The cybersecurity order issued in May directed federal agencies to work towards a zero trust approach that assumes any hardware or software technology cannot be trusted. It was followed by the Office of Management and Budget releasing a draft on the federal strategy for how to accomplish the goal.
House said, “Identity also plays a key role in many other areas that the administration is pursuing – whether countering fraud or implementing beneficial ownership under the Corporate Transparency Act to counter illicit finance on corruption, or part of our resilience efforts under the counter ransomware approach for the U.S. government.
“The draft strategy points to identity being this first pillar,” which bolsters the order by helping “accelerate agencies towards a shared baseline of zero trust implementation and maturity.”
But it’s not just the federal agencies that are working towards more robust authentication and the adoption of a zero trust architecture. According to Ben Flatgard, executive director for cybersecurity at JPMorgan Chase, it is at the “core” of the financial services company’s strategy to protect its enterprise and its clients.
Flatgard, who worked as NSC’s cybersecurity director for eight years, explained that the OMB strategy focuses on identification authentication: phishing proof, multi-factor authentication, and deploying supportive technologies to these means.

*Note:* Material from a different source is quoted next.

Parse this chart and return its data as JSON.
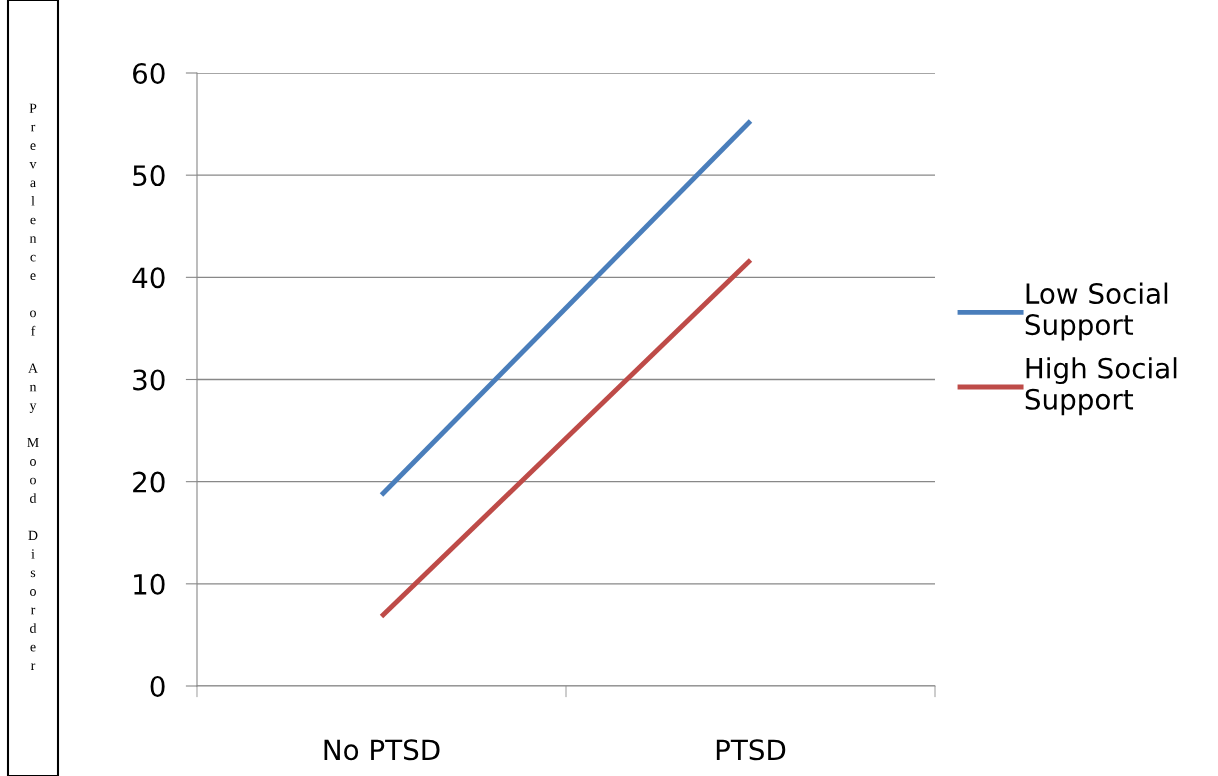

Ten years ago, he added, people were not filing their mortgage and credit card applications through their phones as they are today. This “huge influx of native digital engagements” opens a door for companies like his to provide underserved communities access to credit and financial services, by “[capturing] people’s interest where they’re at and that is increasingly on the phone.”
The high volume of digital engagement has also opened the door to more cyber crimes. During the pandemic, state unemployment systems provided “hundreds of billions of dollars” in federal benefits to the states, which had no remote verification controls, said Jeremy Grant, managing director of technology business strategy at Venable.

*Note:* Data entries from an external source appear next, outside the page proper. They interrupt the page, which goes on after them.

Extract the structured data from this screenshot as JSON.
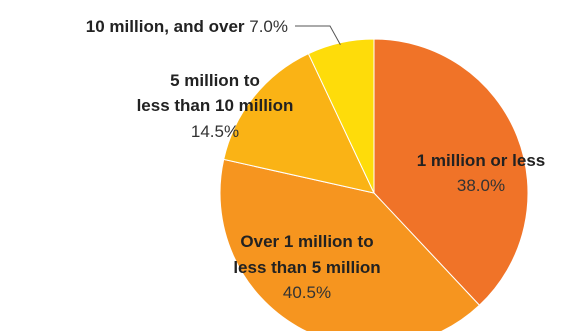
{
  "chart_data": {
    "type": "pie",
    "title": "",
    "start": "top",
    "direction": "clockwise",
    "categories": [
      "1 million or less",
      "Over 1 million to less than 5 million",
      "5 million to less than 10 million",
      "10 million, and over"
    ],
    "values": [
      38.0,
      40.5,
      14.5,
      7.0
    ],
    "slices": [
      {
        "label_lines": [
          "1 million or less"
        ],
        "value": 38.0,
        "value_text": "38.0%",
        "color": "#f07328"
      },
      {
        "label_lines": [
          "Over 1 million to",
          "less than 5 million"
        ],
        "value": 40.5,
        "value_text": "40.5%",
        "color": "#f6951f"
      },
      {
        "label_lines": [
          "5 million to",
          "less than 10 million"
        ],
        "value": 14.5,
        "value_text": "14.5%",
        "color": "#fab315"
      },
      {
        "label_lines": [
          "10 million, and over"
        ],
        "value": 7.0,
        "value_text": "7.0%",
        "color": "#fedc0a"
      }
    ]
  }
}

“Organized crime immediately looked at it and made a beeline for it,” he said, causing the government to lose tens of billions of dollars.

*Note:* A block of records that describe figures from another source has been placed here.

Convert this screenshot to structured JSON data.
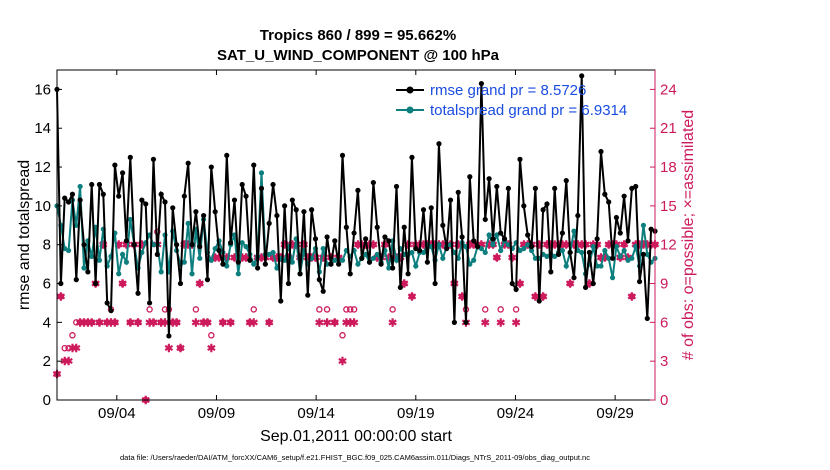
{
  "chart_data": {
    "type": "line",
    "title": "Tropics 860 / 899 = 95.662%",
    "subtitle": "SAT_U_WIND_COMPONENT @ 100 hPa",
    "xlabel": "Sep.01,2011 00:00:00 start",
    "ylabel": "rmse and totalspread",
    "y2label": "# of obs: o=possible; ×=assimilated",
    "footnote": "data file: /Users/raeder/DAI/ATM_forcXX/CAM6_setup/f.e21.FHIST_BGC.f09_025.CAM6assim.011/Diags_NTrS_2011-09/obs_diag_output.nc",
    "xlim": [
      1,
      31
    ],
    "ylim": [
      0,
      17
    ],
    "y2lim": [
      0,
      25.5
    ],
    "x_ticks": [
      {
        "label": "09/04",
        "day": 4
      },
      {
        "label": "09/09",
        "day": 9
      },
      {
        "label": "09/14",
        "day": 14
      },
      {
        "label": "09/19",
        "day": 19
      },
      {
        "label": "09/24",
        "day": 24
      },
      {
        "label": "09/29",
        "day": 29
      }
    ],
    "y_ticks": [
      "0",
      "2",
      "4",
      "6",
      "8",
      "10",
      "12",
      "14",
      "16"
    ],
    "y2_ticks": [
      "0",
      "3",
      "6",
      "9",
      "12",
      "15",
      "18",
      "21",
      "24"
    ],
    "series": [
      {
        "name": "rmse",
        "legend": "rmse grand pr = 8.5726",
        "color": "#000000",
        "values": [
          16.0,
          6.0,
          10.4,
          10.2,
          10.6,
          6.2,
          10.3,
          8.0,
          6.6,
          11.1,
          6.0,
          11.1,
          10.6,
          5.0,
          4.6,
          12.1,
          10.5,
          11.7,
          8.2,
          12.5,
          8.0,
          5.5,
          10.3,
          10.1,
          5.0,
          12.4,
          7.5,
          10.6,
          10.2,
          3.3,
          9.9,
          8.0,
          6.0,
          10.5,
          12.2,
          8.0,
          9.7,
          7.9,
          9.5,
          6.2,
          12.0,
          9.7,
          7.7,
          7.0,
          12.6,
          8.1,
          10.3,
          7.1,
          11.1,
          10.5,
          7.2,
          12.1,
          6.8,
          10.9,
          7.0,
          9.1,
          11.1,
          9.5,
          5.1,
          10.0,
          6.0,
          10.3,
          9.8,
          6.5,
          9.7,
          5.4,
          9.8,
          8.3,
          6.2,
          5.6,
          8.4,
          7.0,
          8.2,
          7.0,
          12.6,
          8.9,
          6.5,
          8.6,
          10.8,
          7.3,
          8.3,
          7.1,
          11.2,
          8.9,
          7.0,
          8.4,
          8.2,
          6.8,
          11.0,
          5.8,
          8.9,
          6.5,
          12.5,
          7.8,
          7.7,
          9.8,
          7.1,
          9.9,
          6.0,
          13.2,
          9.0,
          7.8,
          10.3,
          4.0,
          10.7,
          8.4,
          4.0,
          11.5,
          8.2,
          7.9,
          16.3,
          9.3,
          11.4,
          8.3,
          11.0,
          8.6,
          8.3,
          10.9,
          6.0,
          5.7,
          12.4,
          10.0,
          8.5,
          7.9,
          10.9,
          5.1,
          9.8,
          10.1,
          6.6,
          10.9,
          7.5,
          8.6,
          11.3,
          7.6,
          6.3,
          9.5,
          16.7,
          5.8,
          7.6,
          6.0,
          8.3,
          12.8,
          10.6,
          10.2,
          7.3,
          9.4,
          8.6,
          10.5,
          8.2,
          10.9,
          11.0,
          6.1,
          7.5,
          4.2,
          8.8,
          8.7
        ]
      },
      {
        "name": "totalspread",
        "legend": "totalspread grand pr = 6.9314",
        "color": "#0e7f7f",
        "values": [
          10.0,
          9.0,
          7.8,
          7.7,
          10.3,
          9.0,
          11.0,
          6.8,
          8.2,
          7.4,
          8.9,
          7.2,
          8.8,
          6.9,
          7.4,
          8.6,
          6.5,
          7.5,
          7.1,
          9.3,
          8.0,
          6.8,
          7.6,
          8.1,
          8.5,
          8.0,
          8.0,
          6.6,
          8.5,
          6.6,
          8.7,
          7.7,
          7.0,
          7.1,
          9.1,
          6.5,
          8.8,
          7.3,
          9.3,
          7.6,
          7.2,
          7.8,
          8.2,
          7.6,
          6.9,
          8.0,
          8.5,
          6.5,
          8.1,
          7.9,
          7.5,
          7.0,
          7.4,
          11.7,
          7.5,
          7.5,
          7.6,
          6.8,
          7.3,
          7.2,
          7.9,
          7.1,
          8.3,
          6.5,
          7.7,
          7.0,
          7.3,
          7.8,
          6.6,
          7.8,
          7.0,
          7.0,
          7.2,
          7.2,
          7.2,
          7.7,
          7.4,
          7.7,
          7.0,
          7.3,
          7.5,
          7.1,
          7.3,
          7.5,
          7.1,
          7.7,
          6.8,
          8.2,
          7.2,
          7.8,
          7.5,
          7.5,
          7.6,
          6.9,
          7.6,
          7.6,
          8.0,
          7.9,
          7.2,
          8.0,
          7.3,
          7.9,
          8.0,
          7.6,
          7.3,
          8.1,
          7.9,
          7.0,
          7.2,
          7.9,
          7.8,
          7.6,
          8.5,
          8.0,
          8.5,
          7.7,
          8.2,
          8.0,
          7.8,
          8.1,
          7.7,
          7.8,
          8.0,
          7.7,
          7.3,
          7.3,
          7.5,
          7.4,
          7.5,
          7.4,
          7.6,
          7.7,
          6.9,
          7.6,
          8.7,
          7.7,
          7.6,
          6.5,
          7.0,
          7.9,
          6.9,
          6.9,
          7.7,
          7.3,
          6.3,
          7.9,
          7.4,
          7.7,
          7.2,
          7.3,
          7.9,
          6.9,
          9.0,
          7.5,
          7.1,
          7.3
        ]
      }
    ],
    "obs_possible": [
      2,
      8,
      4,
      4,
      5,
      6,
      6,
      6,
      6,
      6,
      9,
      6,
      12,
      6,
      7,
      6,
      12,
      9,
      12,
      6,
      12,
      6,
      12,
      0,
      7,
      6,
      13,
      6,
      7,
      7,
      6,
      6,
      4,
      12,
      12,
      12,
      7,
      9,
      6,
      6,
      5,
      11,
      11,
      6,
      11,
      6,
      11,
      11,
      11,
      11,
      6,
      7,
      11,
      11,
      11,
      6,
      11,
      11,
      11,
      12,
      11,
      12,
      12,
      11,
      12,
      11,
      11,
      11,
      7,
      11,
      7,
      11,
      6,
      11,
      5,
      7,
      7,
      7,
      12,
      12,
      12,
      12,
      12,
      11,
      11,
      12,
      11,
      7,
      11,
      11,
      9,
      12,
      8,
      12,
      12,
      12,
      12,
      12,
      12,
      12,
      12,
      12,
      12,
      9,
      12,
      8,
      7,
      12,
      12,
      12,
      12,
      7,
      12,
      12,
      11,
      7,
      12,
      12,
      11,
      7,
      9,
      12,
      12,
      12,
      8,
      12,
      8,
      12,
      12,
      12,
      12,
      12,
      12,
      9,
      12,
      12,
      12,
      12,
      9,
      12,
      12,
      11,
      11,
      12,
      12,
      12,
      11,
      12,
      11,
      8,
      12,
      12,
      12,
      12,
      12,
      12
    ],
    "obs_assimilated": [
      2,
      8,
      3,
      3,
      4,
      4,
      6,
      6,
      6,
      6,
      9,
      6,
      12,
      6,
      6,
      6,
      12,
      9,
      12,
      6,
      12,
      6,
      12,
      0,
      6,
      6,
      12,
      6,
      6,
      4,
      6,
      6,
      4,
      12,
      12,
      12,
      6,
      9,
      6,
      6,
      4,
      11,
      11,
      6,
      11,
      6,
      11,
      11,
      11,
      11,
      6,
      6,
      11,
      11,
      11,
      6,
      11,
      11,
      11,
      12,
      11,
      12,
      12,
      11,
      12,
      11,
      11,
      11,
      6,
      11,
      6,
      11,
      6,
      11,
      3,
      6,
      6,
      6,
      12,
      12,
      12,
      12,
      12,
      11,
      11,
      12,
      11,
      6,
      11,
      11,
      9,
      12,
      8,
      12,
      12,
      12,
      12,
      12,
      12,
      12,
      12,
      12,
      12,
      9,
      12,
      8,
      6,
      12,
      12,
      12,
      12,
      6,
      12,
      12,
      11,
      6,
      12,
      12,
      11,
      6,
      9,
      12,
      12,
      12,
      8,
      12,
      8,
      12,
      12,
      12,
      12,
      12,
      12,
      9,
      12,
      12,
      12,
      12,
      9,
      12,
      12,
      11,
      11,
      12,
      12,
      12,
      11,
      12,
      11,
      8,
      12,
      12,
      12,
      12,
      12,
      12
    ],
    "legend_position": "top-right"
  }
}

Despite digital literacy’s importance in fostering proper cyber hygiene, expecting everyone to understand it and practice it in their everyday life may be expecting too much.
“It’s not really on the customer on the identity proofing side, it’s on industry and government to partner better together to exchange information in appropriate ways when what customers ask for it,” Flatgard said. The government and the private sector should provide the products and solutions with the safeguards already built into their design, Flatgard said, which just points back to zero trust architecture as opposed to having them download apps or figure it out themselves.
This is where public-private partnering would accelerate the zero trust build-out, Grant said. ZenKey, for example, is in the midst of a pilot project with the Department of Health and Human Services to narrow the number of requests the agency needs to send to verify one identity.
The “fragmented landscape” of all the sensitive information floating around needs to be reduced, he said, as it not only adds a layer of complexity to the user but increases the entry points for breaches. To tackle this, ZenKey allows for the portability of the user’s sensitive information regardless of whether you change phones or providers.
As the “only massively recognized authoritative issuer of identity,” the government has to “play more of a direct role” in setting the security and privacy “high bar,” Grant said, and working with the private sector to identify solutions that are also interoperable and easy to use.